Raw Sounds is a programme of music workshops for people with lived experience, aged from 16-65. We have high quality mobile music facilities, and our four-story music studios at Robsart Street. Workshops are led by professional musicians and facilitated by peer mentors. Participants gain skills and confidence to play, sing, rap, perform, create and record their own music.


  • Robsart Street: The atmosphere is inclusive, supportive and fun. With five years of experience, the staff have skills to encourage engagement and overcome barriers to participation for those who have faced many challenges and setbacks. We recognise people as unique, diverse and resilient, and teach new creative skills through collaboration, peer leadership and exchange. We have learnt a flexible and – above all – optimistic approach is key. A person’s psychological growth so often amazes once they’ve found their artistic voice.
  • Ward sessions:  These are significant events for the patients living on often challenging wards. Bringing music in often creates a party, with barriers between staff and patients lowered as people dance together. They serve as a bridge to recruit people to attend Robsart Street while in hospital, and to continue after discharge. 70% of participants at Robsart Street are from BME backgrounds, and 40% are under 30.

Details of the project participants

We work closely with Lambeth and Maudsley hospitals, and across SLaM. Referral by ward staff, attendance to Robsart Street from the wards and referrals from Community Mental Health Teams are our entry points. With such good working relations with the local mental health provider, SLaM, we are accessible to our target population, local people with lived experience. Our Patron, Dr David O’Flynn is a senior Consultant Psychiatrist at Lambeth Hospital.

Mental health professionals send referral forms with to Raw Sounds. New referrals visit for an introduction, a tour and an assessment.

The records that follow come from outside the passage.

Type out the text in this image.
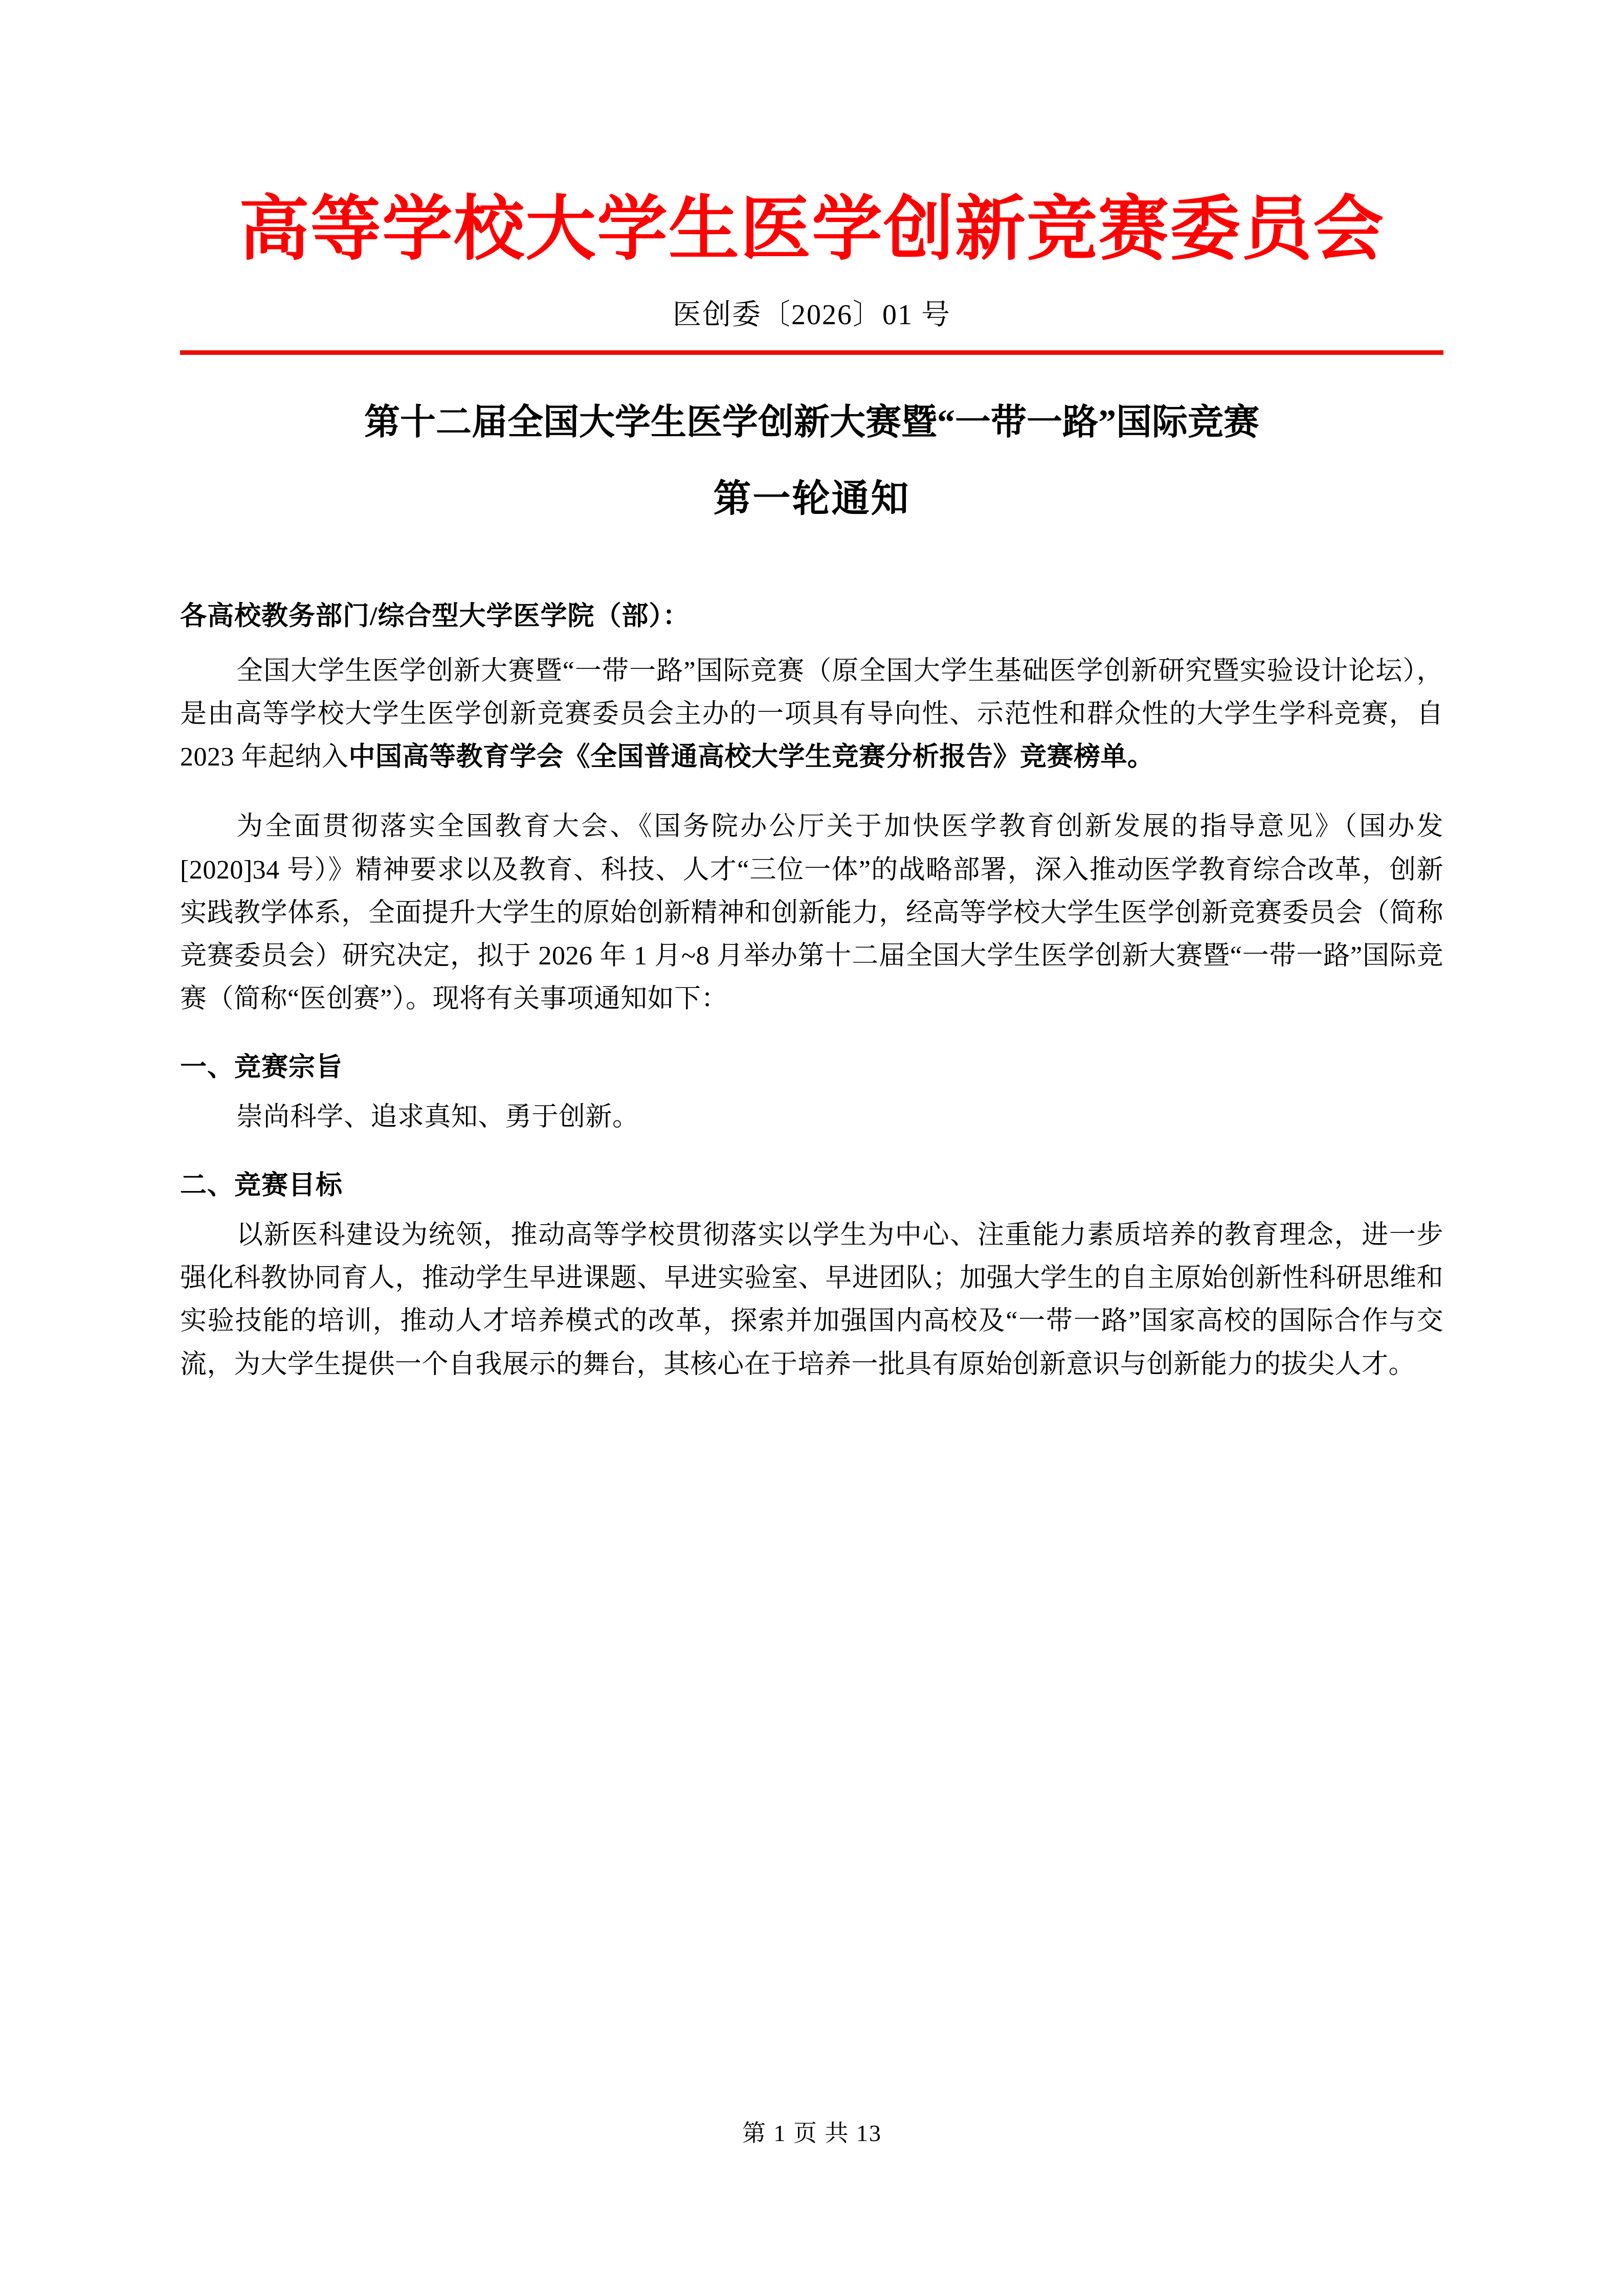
高等学校大学生医学创新竞赛委员会
医创委〔2026〕01 号
第十二届全国大学生医学创新大赛暨“一带一路”国际竞赛
第一轮通知
各高校教务部门/综合型大学医学院（部）：

全国大学生医学创新大赛暨“一带一路”国际竞赛（原全国大学生基础医学创新研究暨实验设计论坛），是由高等学校大学生医学创新竞赛委员会主办的一项具有导向性、示范性和群众性的大学生学科竞赛，自 2023 年起纳入中国高等教育学会《全国普通高校大学生竞赛分析报告》竞赛榜单。

为全面贯彻落实全国教育大会、《国务院办公厅关于加快医学教育创新发展的指导意见》（国办发[2020]34 号）》精神要求以及教育、科技、人才“三位一体”的战略部署，深入推动医学教育综合改革，创新实践教学体系，全面提升大学生的原始创新精神和创新能力，经高等学校大学生医学创新竞赛委员会（简称竞赛委员会）研究决定，拟于 2026 年 1 月~8 月举办第十二届全国大学生医学创新大赛暨“一带一路”国际竞赛（简称“医创赛”）。现将有关事项通知如下：

一、竞赛宗旨

崇尚科学、追求真知、勇于创新。

二、竞赛目标

以新医科建设为统领，推动高等学校贯彻落实以学生为中心、注重能力素质培养的教育理念，进一步强化科教协同育人，推动学生早进课题、早进实验室、早进团队；加强大学生的自主原始创新性科研思维和实验技能的培训，推动人才培养模式的改革，探索并加强国内高校及“一带一路”国家高校的国际合作与交流，为大学生提供一个自我展示的舞台，其核心在于培养一批具有原始创新意识与创新能力的拔尖人才。

第 1 页 共 13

We receive a high volume of referrals:  currently we have a waiting list of 30.

Project management

Raw Material Music & Media Education Ltd: Charity no. 1020066.
Audited accounts submitted annually.

Raw Sounds had two project managers (job-share), who liaise with SLaM staff, organise the programme schedules and staff, manage assessments, and work with the finance officer on project budget. They report to Raw Material CEO, Mr Tim Brown. The managers meet for monthly supervision with Consultant Psychiatrist, David O’Flynn.

Evaluation methods and findings

Raw Sounds created a monitoring and evaluation framework in collaboration with researchers from the Institute of Psychiatry’s ‘Health Inequalities Research Network’, and Challenging Circumstances Music Network. Reports are complied every six months - with an annual report published. Data extracted from last interim report:

Outcome indicator  Progress, 6 months to April 2016
No of participants readmitted to hospital after community discharge  4% of participants readmitted.
No of referrals making the transition out of hospital to living in the community 75 people referred – yet to monitored how many were inpatients at time of referral.
Level of engagement with staff and other participants 71% reported increase in their social confidence.
70% surveyed increase in confidence in group work.
Increased no of support networks 90% could name 3 places for mental health support.
No of young people attending mainstream activities 65% regularly attending, engaging in a mainstream activity. 12 young people are working towards a qualification.
Ability to identify new skills learnt 100% named 3 new skills learnt.
Partner organisations Tate Britain, Tate Modern’s Young People’s Programmes, Amy Winehouse Foundation and  Creative Society.


  • CCMN, March 2016: Training for music teachers working in mental health settings,
  • AESOP, January 2016: First national Arts in Health Celebration and Showcase.